On the second day of hospitalization for recurrent acute pancreatitis of unknown cause, a 32-year-old man awoke with difficulty in swallowing, throat discomfort, and a swelling in the back of his mouth. He had no history of similar oral symptoms.

Since the onset of pancreatitis about 3 days earlier, the patient had been vomiting repeatedly. He also had difficulty in sleeping and felt that he had been snoring more than usual. He had no stridor, wheezing, or gagging.

Examination revealed a markedly swollen, pendulous uvula. The patient was afebrile and not in acute respiratory distress. His voice was slightly hoarse. The airway was patent; the edema was strictly confined to a midline, nonerythematous uvula. The uvula had no discharge or exudate. The tonsils, peritonsillar region, soft palate, and tongue were normal.

The cause of this isolated uvular edema was unclear, although irritation related to recurrent emesis was a possibility.

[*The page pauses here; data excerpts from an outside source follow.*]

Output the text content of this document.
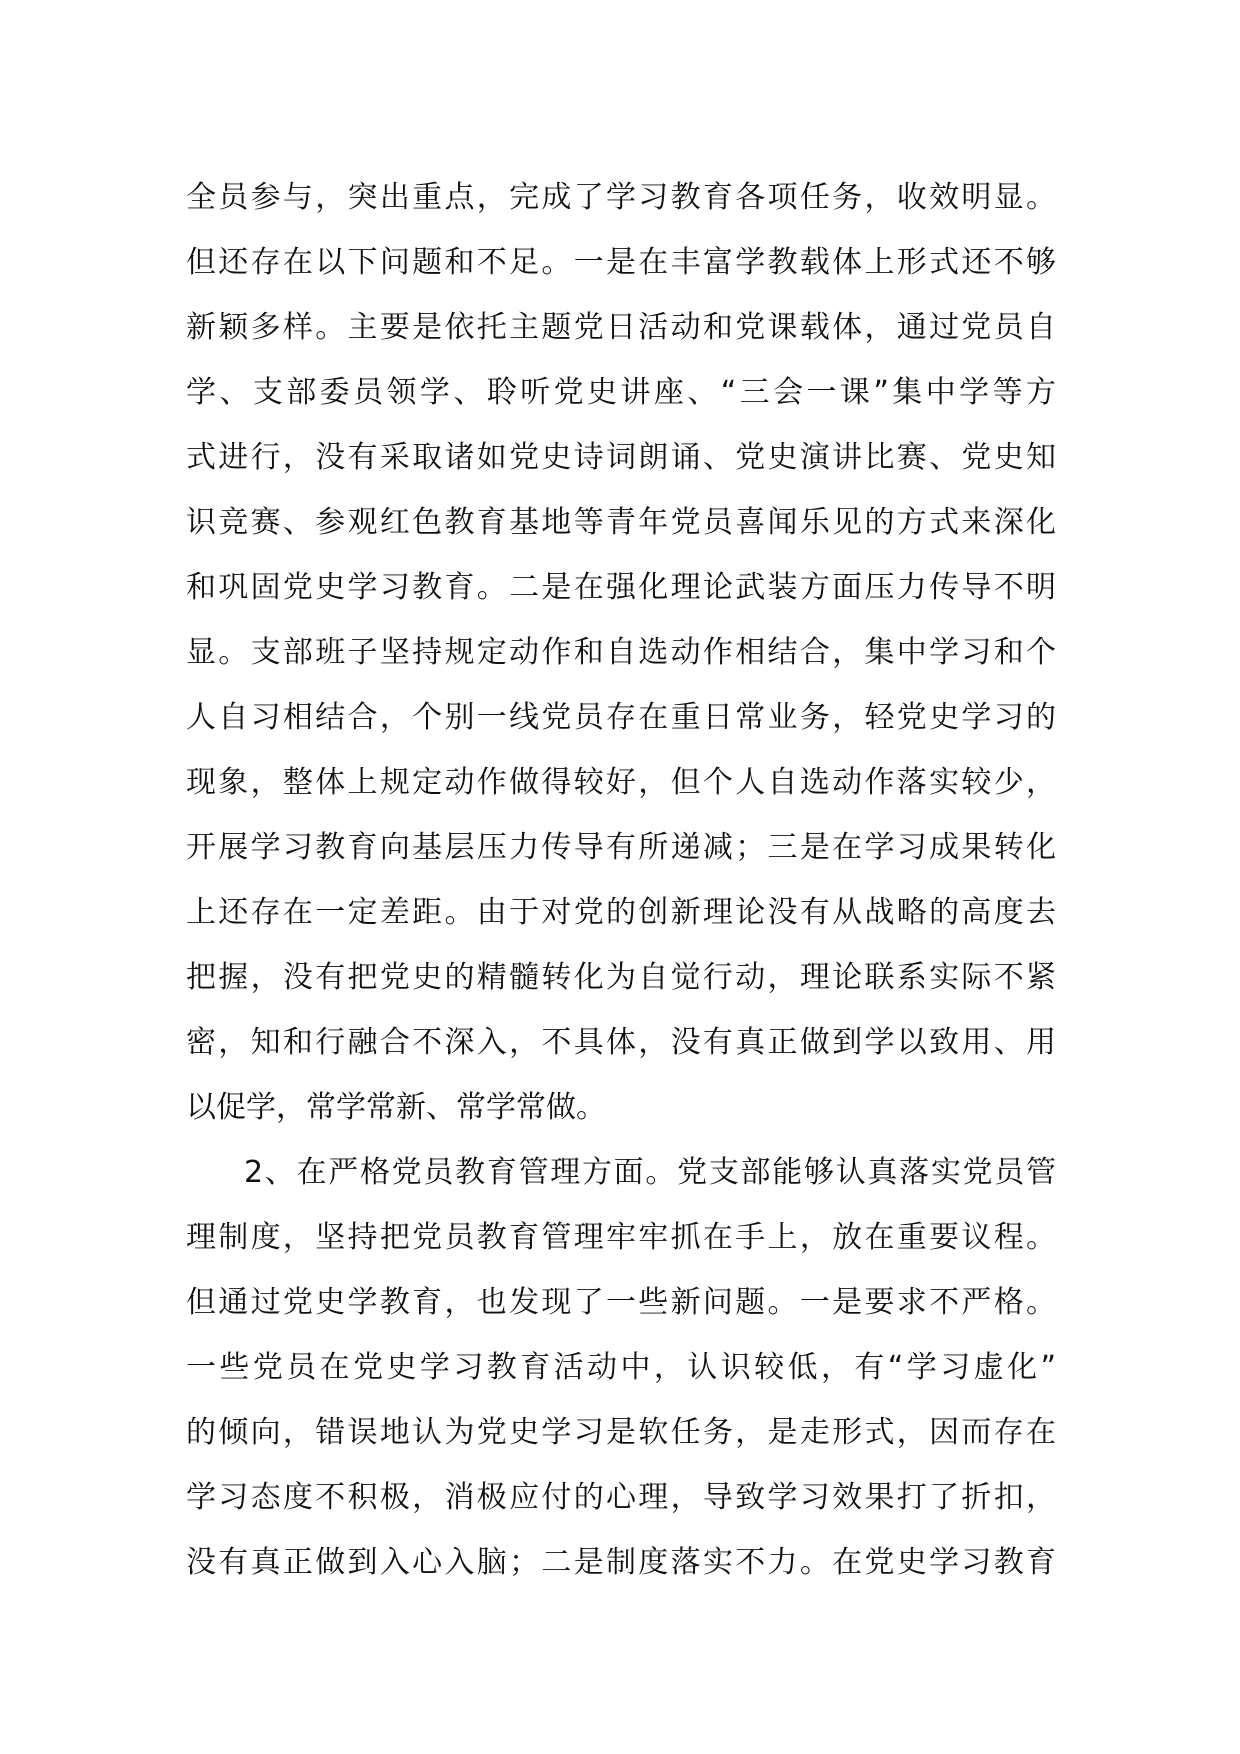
全员参与，突出重点，完成了学习教育各项任务，收效明显。
但还存在以下问题和不足。一是在丰富学教载体上形式还不够
新颖多样。主要是依托主题党日活动和党课载体，通过党员自
学、支部委员领学、聆听党史讲座、“三会一课”集中学等方
式进行，没有采取诸如党史诗词朗诵、党史演讲比赛、党史知
识竞赛、参观红色教育基地等青年党员喜闻乐见的方式来深化
和巩固党史学习教育。二是在强化理论武装方面压力传导不明
显。支部班子坚持规定动作和自选动作相结合，集中学习和个
人自习相结合，个别一线党员存在重日常业务，轻党史学习的
现象，整体上规定动作做得较好，但个人自选动作落实较少，
开展学习教育向基层压力传导有所递减；三是在学习成果转化
上还存在一定差距。由于对党的创新理论没有从战略的高度去
把握，没有把党史的精髓转化为自觉行动，理论联系实际不紧
密，知和行融合不深入，不具体，没有真正做到学以致用、用
以促学，常学常新、常学常做。
2、在严格党员教育管理方面。党支部能够认真落实党员管
理制度，坚持把党员教育管理牢牢抓在手上，放在重要议程。
但通过党史学教育，也发现了一些新问题。一是要求不严格。
一些党员在党史学习教育活动中，认识较低，有“学习虚化”
的倾向，错误地认为党史学习是软任务，是走形式，因而存在
学习态度不积极，消极应付的心理，导致学习效果打了折扣，
没有真正做到入心入脑；二是制度落实不力。在党史学习教育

Another consideration was Quincke disease—isolated uvula angioedema caused by a type I hypersensitivity reaction—although this is rare and typically recurrent.1 Less likely possibilities included hereditary angioedema caused by C1 esterase inhibitor deficiency, which can result in recurrent episodes of angioedema and can be demonstrated by low C4 levels2; infection or uvulitis, particularly in a febrile patient with a uvula that appears to be inflamed; and concurrent epiglottitis.3,4 Other considerations, such as inhalation injury, postendotracheal intubation injury, adverse medication effect, and marijuana use, were not applicable to this patient.1,5,6

Corticosteroid therapy to decrease inflammation and discomfort was considered but was deferred because the swelling slowly subsided. The patient was discharged 2 days later after the pancreatitis resolved but was ultimately lost to follow-up.

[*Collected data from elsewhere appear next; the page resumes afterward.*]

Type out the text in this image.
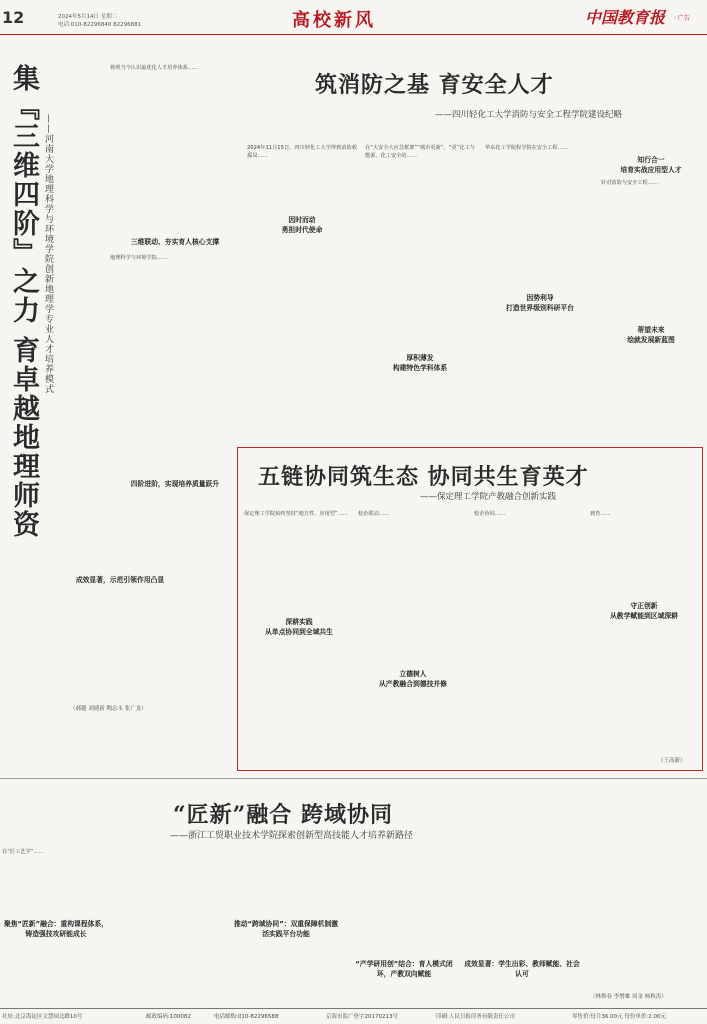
12	2024年5月14日 星期二
电话:010-82296840 82296881	高校新风	中国教育报 · 广告
集『三维四阶』之力 育卓越地理师资 ——河南大学地理科学与环境学院创新地理学专业人才培养模式
将现当今认识最优化人才培养体系……
三维联动、夯实育人核心支撑
地理科学与环境学院……
四阶进阶，实现培养质量跃升
成效显著，示范引领作用凸显
（郝越 刘捷新 陶志永 张广龙）
筑消防之基 育安全人才
——四川轻化工大学消防与安全工程学院建设纪略
2024年11月15日，四川轻化工大学得到消防救援局……
因时而动
勇担时代使命
在“大安全大应急框架”“城市更新”、“更”化工与能源、化工安全的……
因势利导
打造世界级别科研平台
华东化工学院程学院在安全工程……
知行合一
培育实战应用型人才
针对消防与安全工程……
厚积薄发
构建特色学科体系
蒂望未来
绘就发展新蓝图
五链协同筑生态 协同共生育英才
——保定理工学院产教融合创新实践
保定理工学院始终坚持“地方性、应用型”……
深耕实践
从单点协同到全域共生
校企联动……
立德树人
从产教融合到德技并修
校企协同……	到育……
守正创新
从教学赋能到区域深耕
（王高新）
“匠新”融合 跨域协同
——浙江工贸职业技术学院探索创新型高技能人才培养新路径
在“匠工艺学”……
聚焦“匠新”融合：重构课程体系，铸造强技攻研能成长
推动“跨域协同”：双重保障机制激活实践平台功能
“产学研用创”结合：育人模式闭环，产教双向赋能
成效显著：学生出彩、教师赋能、社会认可
（林焕春 李增雄 周金 杨秋涛）
社址:北京海淀区文慧园北路10号	邮政编码:100082	电话邮购:010-82296588	京海市监广登字20170213号	印刷:人民日报印务有限责任公司	零售价:每月36.00元 每份单价:2.00元
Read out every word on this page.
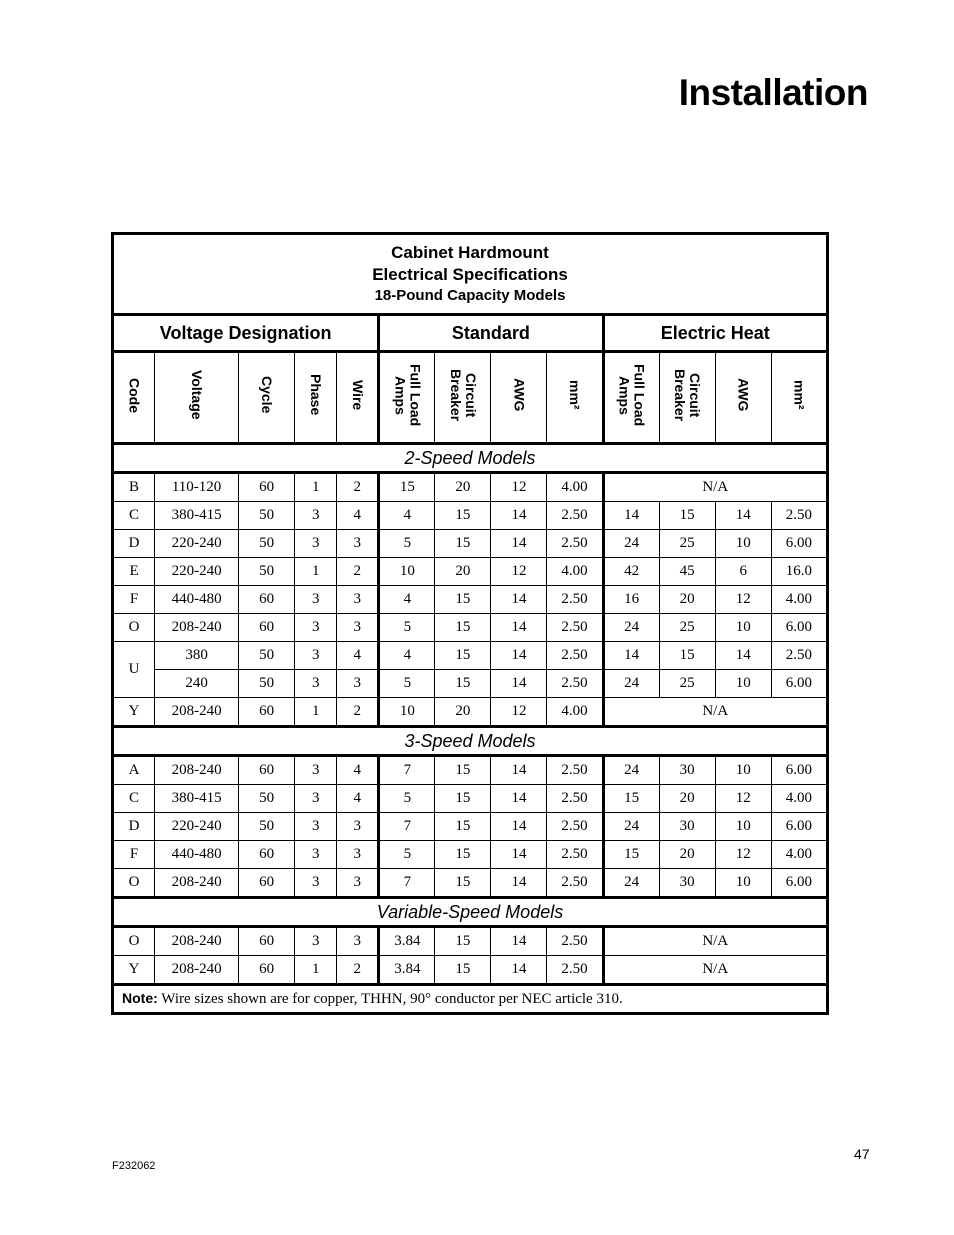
Installation
Cabinet Hardmount
Electrical Specifications
18-Pound Capacity Models												

Voltage Designation					Standard				Electric Heat			
Code	Voltage	Cycle	Phase	Wire	Full Load Amps	Circuit Breaker	AWG	mm²	Full Load Amps	Circuit Breaker	AWG	mm²
2-Speed Models												
B	110-120	60	1	2	15	20	12	4.00	N/A			
C	380-415	50	3	4	4	15	14	2.50	14	15	14	2.50
D	220-240	50	3	3	5	15	14	2.50	24	25	10	6.00
E	220-240	50	1	2	10	20	12	4.00	42	45	6	16.0
F	440-480	60	3	3	4	15	14	2.50	16	20	12	4.00
O	208-240	60	3	3	5	15	14	2.50	24	25	10	6.00
U	380	50	3	4	4	15	14	2.50	14	15	14	2.50
	240	50	3	3	5	15	14	2.50	24	25	10	6.00
Y	208-240	60	1	2	10	20	12	4.00	N/A			
3-Speed Models												
A	208-240	60	3	4	7	15	14	2.50	24	30	10	6.00
C	380-415	50	3	4	5	15	14	2.50	15	20	12	4.00
D	220-240	50	3	3	7	15	14	2.50	24	30	10	6.00
F	440-480	60	3	3	5	15	14	2.50	15	20	12	4.00
O	208-240	60	3	3	7	15	14	2.50	24	30	10	6.00
Variable-Speed Models												
O	208-240	60	3	3	3.84	15	14	2.50	N/A			
Y	208-240	60	1	2	3.84	15	14	2.50	N/A			
Note: Wire sizes shown are for copper, THHN, 90° conductor per NEC article 310.												
47
F232062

1. Huang CJ. Isolated uvular angioedema in a teenage boy. Internet J Emerg Med. 2007;3(2).
2. Markovic SN, Inwards DJ, Phyliky RP. Acquired C1 esterase inhibitor deficiency. Ann Intern Med. 2000;133:839.
3. McNamara R, Koobatian T. Simultaneous uvulitis and epiglottitis in adults. Am J Emerg Med. 1997;15:161-163.
4. Cohen M, Chhetri DK, Head C. Isolated uvulitis. Ear Nose Throat J. 2007;86:462, 464.
5. Evans TC, Roberge RJ. Quincke's disease of the uvula. Am J Emerg Med. 1987;5:211-216.
6. Guarisco JL, Cheney ML, LeJeune FE Jr, Reed HT. Isolated uvulitis secondary to marijuana use. Laryngoscope. 1988;98:1309-1312.